[Biopython-dev] sequence class proposal

Mon Jun 2 14:14:40 UTC 2008

In reply to Jose, I (Peter) wrote:
>> One of your points seemed to be that the SeqRecord couldn't have a
>> __getitem__ and methods like reverse, complement, etc.  I don't see
>> why it couldn't have these.  Perhaps rather than introducing a whole
>> new class, enhancing the SeqRecord would be a better avenue.

I've filed Bug 2507 to try and show what I had in mind for the
__getitem__ method.
http://bugzilla.open-bio.org/show_bug.cgi?id=2507

Adding further methods for (reverse) complement etc could be done in
much the same way.

Returning to extending Biopython to support per-letter-annotation, I
can see two options:

Right now, the SeqRecord object HAS a Seq object.  If we create a new
RichSeq which subclasses the Seq object to provide
per-letter-annotation, then you could use a SeqRecord where the .seq
property is in fact a RichSeq object.  The SeqRecord class doesn't
need to have any changes made for this to work (assuming the RichSeq
provides the same API as the Seq object).

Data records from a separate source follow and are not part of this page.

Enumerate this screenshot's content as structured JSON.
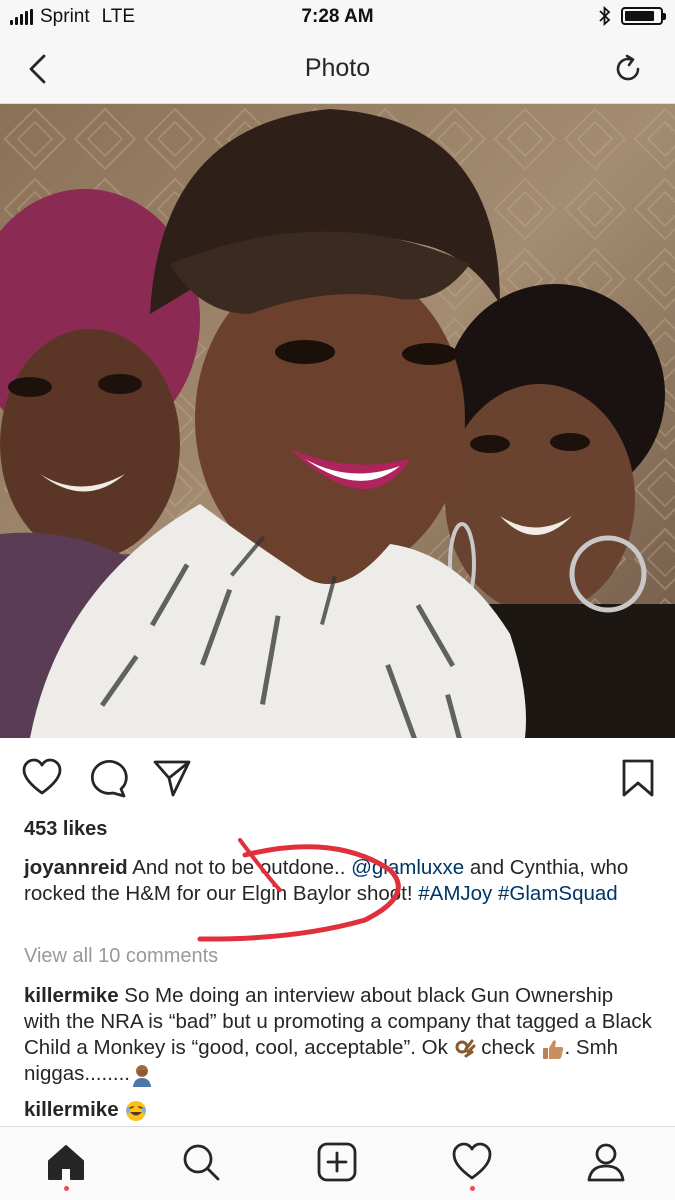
{
  "status_bar": {
    "carrier": "Sprint",
    "network": "LTE",
    "time": "7:28 AM"
  },
  "nav": {
    "title": "Photo",
    "back_icon": "chevron-left-icon",
    "refresh_icon": "refresh-icon"
  },
  "post": {
    "likes": "453 likes",
    "caption": {
      "user": "joyannreid",
      "text1": " And not to be outdone.. ",
      "mention": "@glamluxxe",
      "text2": " and Cynthia, who rocked the H&M for our Elgin Baylor shoot! ",
      "tag1": "#AMJoy",
      "tag2": "#GlamSquad"
    },
    "view_all": "View all 10 comments",
    "comments": [
      {
        "user": "killermike",
        "text1": " So Me doing an interview about black Gun Ownership with the NRA is “bad” but u promoting a company that tagged a Black Child a Monkey is “good, cool, acceptable”.  Ok ",
        "text2": " check ",
        "text3": ". Smh niggas........"
      },
      {
        "user": "killermike"
      }
    ]
  },
  "colors": {
    "accent_link": "#003569",
    "annotation": "#e0303c",
    "notification_dot": "#ed4956"
  }
}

If we make the SeqRecord a subclass of the Seq object, then I would
suggest either RichSeq subclassing SeqRecord subclassing Seq, or
perhaps SeqRecord subclassing RichSeq subclassing Seq.  It depends on
if you think the id/name/description/dbxrefs/etc properties would be
useful in common use cases of the RichSeq object.

Its not going to be possible for all three classes to have the same
__init__ parameters without breaking existing scripts (and only
supporting the lowest common denominator).

Peter